In the Restart options section, select an option to specify whether computers must restart automatically after patches install.
- Do not restart automatically: If you select this option, users see a message indicating that their computer must restart and can select whether to restart immediately or later. If the latter is selected, a reminder appears 24 hours later.
  
  On computers with a Linux operating system without a GUI, users receive a message that their computer must restart to complete the patch installation.
- Restart automatically: See Automatically restarting computers
Click Save. The task is added to the list of configured tasks. However, it shows the Unpublished label, meaning that it is not yet active.
To publish a task, click the Publish button. The task is added to the Advanced EPDR task scheduler, which runs it in accordance with its settings.

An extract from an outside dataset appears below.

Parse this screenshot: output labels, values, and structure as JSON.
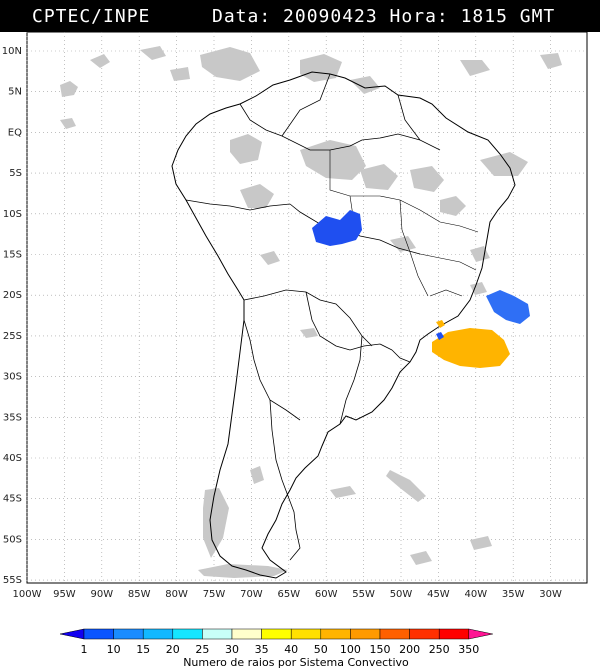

When two or more patch installation tasks that require a restart overlap in time, Advanced EPDR restarts the computer when indicated by the task whose restart interval is closer in time. This prevents the computer restart from being postponed indefinitely when multiple successive patch installation tasks are chained together.

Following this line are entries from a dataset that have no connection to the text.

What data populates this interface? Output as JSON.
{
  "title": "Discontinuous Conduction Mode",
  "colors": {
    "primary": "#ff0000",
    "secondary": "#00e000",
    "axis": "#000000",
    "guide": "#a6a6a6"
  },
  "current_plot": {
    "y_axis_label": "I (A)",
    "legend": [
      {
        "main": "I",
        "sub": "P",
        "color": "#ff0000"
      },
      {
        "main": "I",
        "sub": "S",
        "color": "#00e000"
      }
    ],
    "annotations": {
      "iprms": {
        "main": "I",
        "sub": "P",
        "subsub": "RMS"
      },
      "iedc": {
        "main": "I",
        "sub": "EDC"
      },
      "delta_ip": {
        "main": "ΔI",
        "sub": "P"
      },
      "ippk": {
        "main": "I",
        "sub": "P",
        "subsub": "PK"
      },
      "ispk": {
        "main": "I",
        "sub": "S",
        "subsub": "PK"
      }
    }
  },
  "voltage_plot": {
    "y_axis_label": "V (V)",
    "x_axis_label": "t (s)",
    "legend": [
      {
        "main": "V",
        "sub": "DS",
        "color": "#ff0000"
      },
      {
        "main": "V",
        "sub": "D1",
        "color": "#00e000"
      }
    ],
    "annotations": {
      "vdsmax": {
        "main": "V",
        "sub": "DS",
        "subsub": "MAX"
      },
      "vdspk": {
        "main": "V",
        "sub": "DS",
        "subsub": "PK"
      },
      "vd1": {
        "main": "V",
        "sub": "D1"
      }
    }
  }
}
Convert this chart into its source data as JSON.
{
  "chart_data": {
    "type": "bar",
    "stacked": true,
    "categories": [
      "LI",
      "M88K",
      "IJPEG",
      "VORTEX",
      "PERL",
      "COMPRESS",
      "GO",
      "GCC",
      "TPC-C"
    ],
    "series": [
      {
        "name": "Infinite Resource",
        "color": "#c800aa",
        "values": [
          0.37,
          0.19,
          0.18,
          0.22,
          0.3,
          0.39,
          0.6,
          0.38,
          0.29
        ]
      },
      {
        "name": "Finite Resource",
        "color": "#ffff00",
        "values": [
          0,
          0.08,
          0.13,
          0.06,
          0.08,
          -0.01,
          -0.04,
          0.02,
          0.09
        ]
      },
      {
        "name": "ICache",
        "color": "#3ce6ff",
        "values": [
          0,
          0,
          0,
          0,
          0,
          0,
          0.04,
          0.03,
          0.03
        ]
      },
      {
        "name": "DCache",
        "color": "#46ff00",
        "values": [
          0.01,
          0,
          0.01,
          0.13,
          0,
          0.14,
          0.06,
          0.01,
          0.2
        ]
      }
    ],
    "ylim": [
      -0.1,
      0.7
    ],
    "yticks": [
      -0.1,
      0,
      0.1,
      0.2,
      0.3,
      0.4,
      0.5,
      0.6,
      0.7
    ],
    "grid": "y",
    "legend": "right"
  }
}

Automatically restarting computers

To automatically restart computers only if any of the downloaded patches require it:

From the drop-down menu, select the type of computers that must restart:
- Automatically restart workstations only: Computers automatically restart after the update completes. You must restart servers manually.
- Automatically restart servers only: Servers automatically restart after the update completes. Users must restart computers manually.
- Automatically restart both workstations and servers: Computers and servers automatically restart after the update completes.
To set a restart interval from the moment a computer finishes downloading a patch:
- Select Delay restart.
- From the drop-down menu, select the time that must elapse before the computer restarts.
- When the restart time approaches, the security software shows a message. If the operating system uses a windowing environment, the message includes the Restart now button. The closer the time for the automatic restart, the more frequently the message appears. Eventually, the message appears in the foreground and you cannot minimize it.
To restart a computer during the time slot configured in the maintenance window assigned to it, select Restart only during defined maintenance windows. See Maintenance windows settings.

Lower versions of the security software

Lower versions of Advanced EPDR that do not enable you to specify the restart interval for computers set it to 4 hours automatically.

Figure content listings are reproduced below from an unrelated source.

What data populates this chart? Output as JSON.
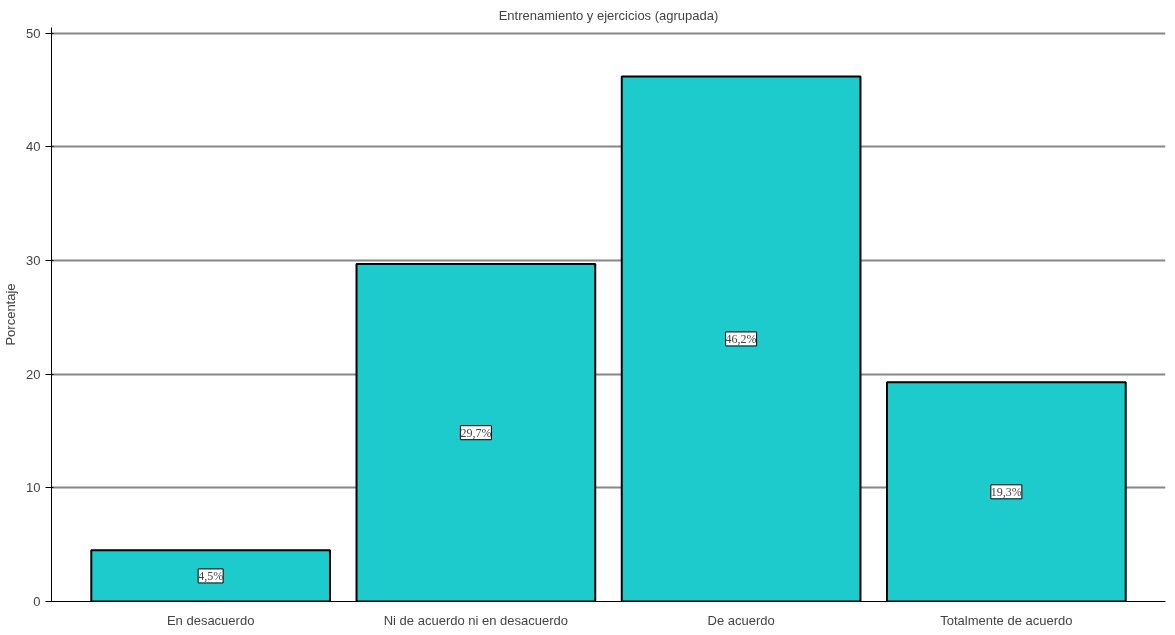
{
  "chart_data": {
    "type": "bar",
    "title": "Entrenamiento y ejercicios (agrupada)",
    "ylabel": "Porcentaje",
    "categories": [
      "En desacuerdo",
      "Ni de acuerdo ni en desacuerdo",
      "De acuerdo",
      "Totalmente de acuerdo"
    ],
    "values": [
      4.5,
      29.7,
      46.2,
      19.3
    ],
    "value_labels": [
      "4,5%",
      "29,7%",
      "46,2%",
      "19,3%"
    ],
    "color": "#1ecbcc",
    "ylim": [
      0,
      50.5
    ],
    "yticks": [
      0,
      10,
      20,
      30,
      40,
      50
    ],
    "grid": "y"
  }
}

If the recipient computers have a lower version of the security software installed, they might not correctly interpret frequency settings. These computers interpret the task frequency settings as follows:

Daily tasks: Unchanged.
Weekly tasks: Recipient computers ignore the days selected in the task by the administrator in the latest software. The first run occurs on the specified start date and then runs again every 7 days.
Monthly tasks: Recipient computers ignore the days selected in the task by the administrator in the latest software. The first run occurs on the specified start date and then runs again every 30 days.